Shirkol, so that is apostasy of knowledge, associating others with god through knowledge. Apostasy of independent action. Apostasy of worship, mainly associating others with God in worship. Apostasy of liturgy liturgy associating others with God in liturgy. So this concept of shirk, associating others with god, is a great sin in Islam.
What I’d like you to do is to survey the materials that have been presented in these slides in the last three lectures and read more broadly. Ask yourself the question, do you feel that Christians and Muslims worship the same god? Now this is, of course, is a hot topic. Following on the very widely distributed and successful book by Miroslav Volf from Harvard Divinity School I’m sorry, from Yale Divinity School.
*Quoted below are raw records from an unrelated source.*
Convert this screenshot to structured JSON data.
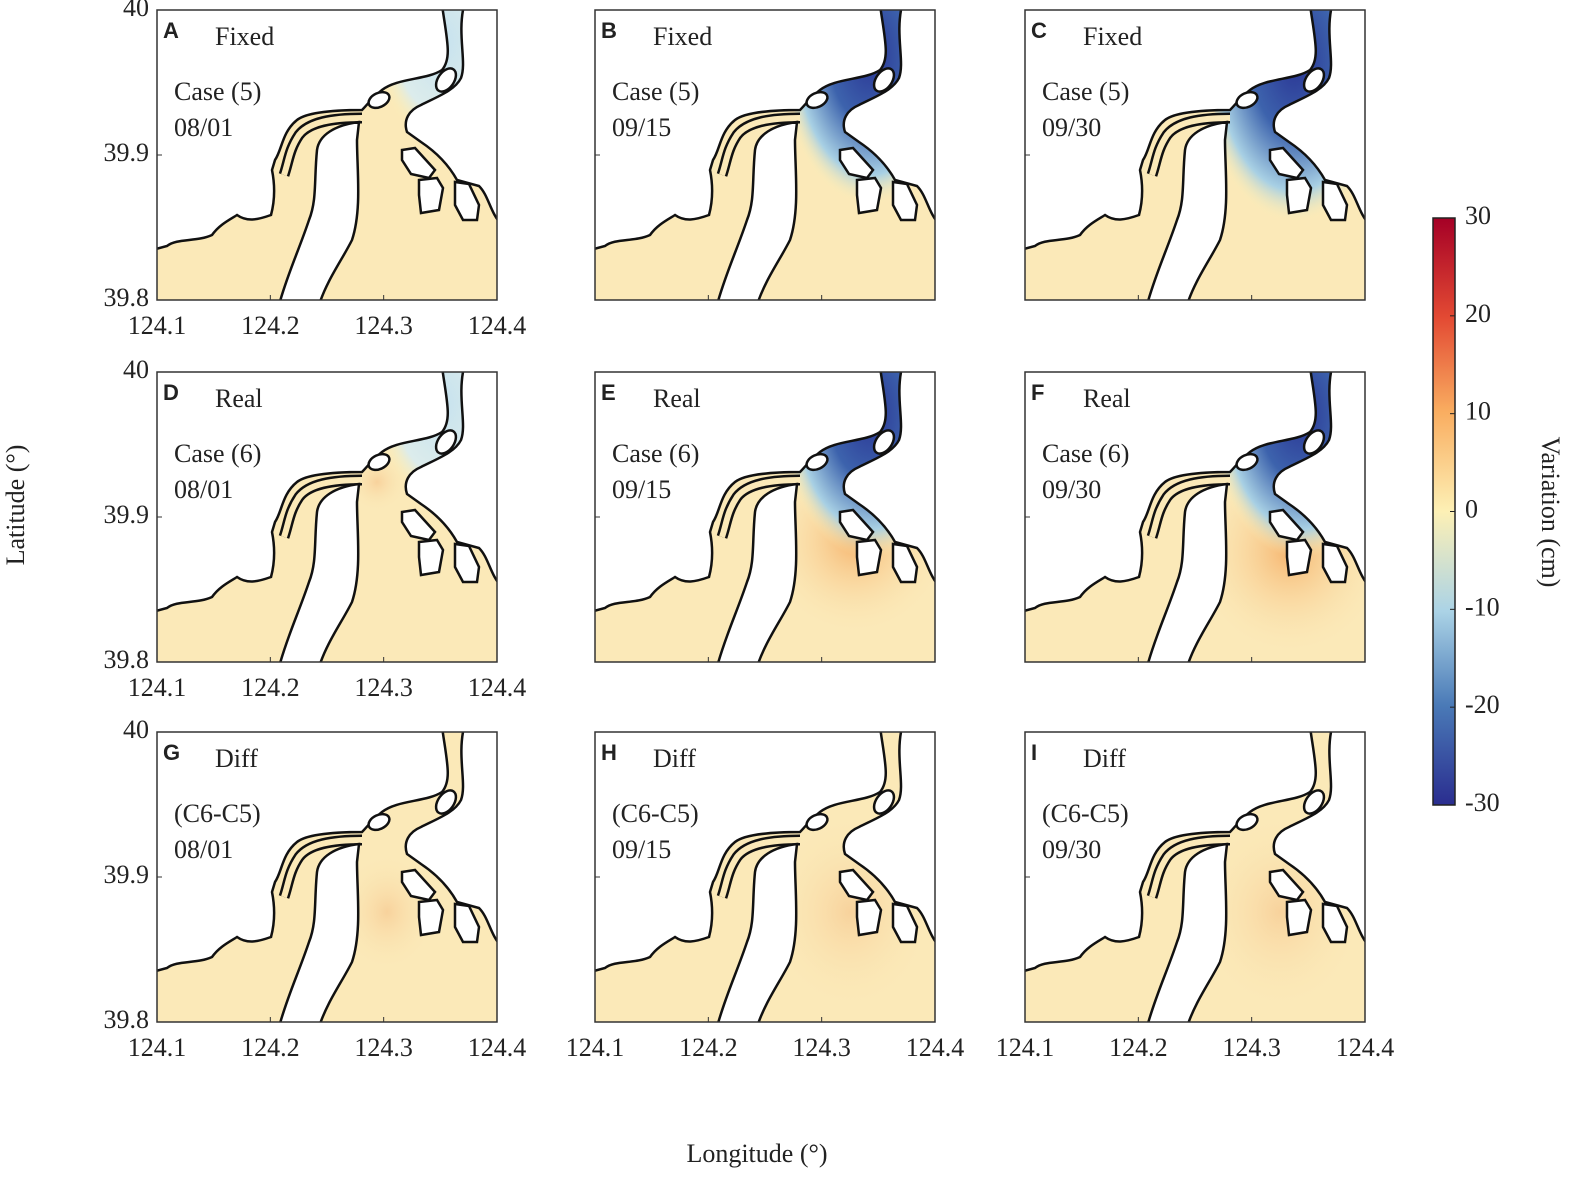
{
  "xlabel": "Longitude (°)",
  "ylabel": "Latitude (°)",
  "xlim": [
    124.1,
    124.4
  ],
  "ylim": [
    39.8,
    40
  ],
  "xticks": [
    124.1,
    124.2,
    124.3,
    124.4
  ],
  "yticks": [
    39.8,
    39.9,
    40
  ],
  "panels": [
    {
      "letter": "A",
      "label": "Fixed",
      "lines": [
        "Case (5)",
        "08/01"
      ]
    },
    {
      "letter": "B",
      "label": "Fixed",
      "lines": [
        "Case (5)",
        "09/15"
      ]
    },
    {
      "letter": "C",
      "label": "Fixed",
      "lines": [
        "Case (5)",
        "09/30"
      ]
    },
    {
      "letter": "D",
      "label": "Real",
      "lines": [
        "Case (6)",
        "08/01"
      ]
    },
    {
      "letter": "E",
      "label": "Real",
      "lines": [
        "Case (6)",
        "09/15"
      ]
    },
    {
      "letter": "F",
      "label": "Real",
      "lines": [
        "Case (6)",
        "09/30"
      ]
    },
    {
      "letter": "G",
      "label": "Diff",
      "lines": [
        "(C6-C5)",
        "08/01"
      ]
    },
    {
      "letter": "H",
      "label": "Diff",
      "lines": [
        "(C6-C5)",
        "09/15"
      ]
    },
    {
      "letter": "I",
      "label": "Diff",
      "lines": [
        "(C6-C5)",
        "09/30"
      ]
    }
  ],
  "colorbar": {
    "label": "Variation (cm)",
    "lim": [
      -30,
      30
    ],
    "ticks": [
      30,
      20,
      10,
      0,
      -10,
      -20,
      -30
    ]
  }
}
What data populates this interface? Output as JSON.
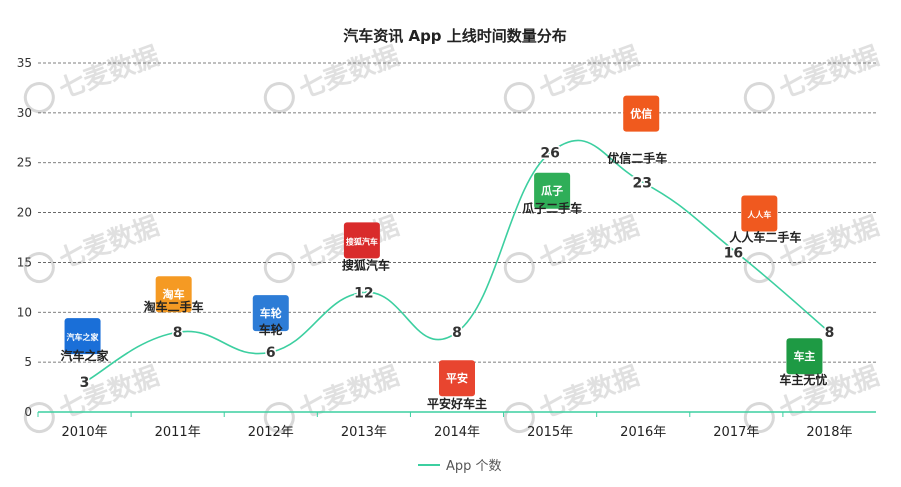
{
  "chart_data": {
    "type": "line",
    "title": "汽车资讯 App 上线时间数量分布",
    "categories": [
      "2010年",
      "2011年",
      "2012年",
      "2013年",
      "2014年",
      "2015年",
      "2016年",
      "2017年",
      "2018年"
    ],
    "series": [
      {
        "name": "App 个数",
        "values": [
          3,
          8,
          6,
          12,
          8,
          26,
          23,
          16,
          8
        ],
        "color": "#3ccfa0"
      }
    ],
    "ylim": [
      0,
      35
    ],
    "yticks": [
      0,
      5,
      10,
      15,
      20,
      25,
      30,
      35
    ],
    "grid": true,
    "legend_position": "bottom",
    "annotations": [
      {
        "year_index": 0,
        "value": 3,
        "app": "汽车之家",
        "logo_text": "汽车之家",
        "logo_color": "#1a6fd8"
      },
      {
        "year_index": 1,
        "value": 8,
        "app": "淘车二手车",
        "logo_text": "淘车",
        "logo_color": "#f59a23"
      },
      {
        "year_index": 2,
        "value": 6,
        "app": "车轮",
        "logo_text": "车轮",
        "logo_color": "#2d7cd6"
      },
      {
        "year_index": 3,
        "value": 12,
        "app": "搜狐汽车",
        "logo_text": "搜狐汽车",
        "logo_color": "#d92b2b"
      },
      {
        "year_index": 4,
        "value": 8,
        "app": "平安好车主",
        "logo_text": "平安",
        "logo_color": "#e8452f"
      },
      {
        "year_index": 5,
        "value": 26,
        "app": "瓜子二手车",
        "logo_text": "瓜子",
        "logo_color": "#2fae58"
      },
      {
        "year_index": 6,
        "value": 23,
        "app": "优信二手车",
        "logo_text": "优信",
        "logo_color": "#f05a1e"
      },
      {
        "year_index": 7,
        "value": 16,
        "app": "人人车二手车",
        "logo_text": "人人车",
        "logo_color": "#f0591f"
      },
      {
        "year_index": 8,
        "value": 8,
        "app": "车主无忧",
        "logo_text": "车主",
        "logo_color": "#1e9a44"
      }
    ]
  },
  "watermark": {
    "text": "七麦数据",
    "color": "#d8d8d8"
  }
}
His book was called Allah, and he addressed the whole question of Christians and Muslims worshiping the same god.
I’ve given on the Moodle site a link to one of his articles, which deals with the whole question of the trinity. Is the trinity something which is so far removed from the Islamic understanding of god? He addresses that question. I would encourage you to read that article in detail, but also look beyond, the Moodle site to access his book and read his book. I’ve also put on the website, on the Moodle page, a review by Mark Dury, doctor Mark Dury of Miroslav Volf’s book.
And doctor Dury takes a very different perspective on the question to professor Volf. So there’s a real debate there among Christians, both doc professor Volf and doctor Dury are believing and committed active Christians, but they reach very different conclusions on this key question as to whether Christians and Muslims worship the same god. I would encourage you to read their 2 pieces closely as you review the material presented in these slides and consider the big question yourself about Christians and Muslims worshiping. Do they worship the same god?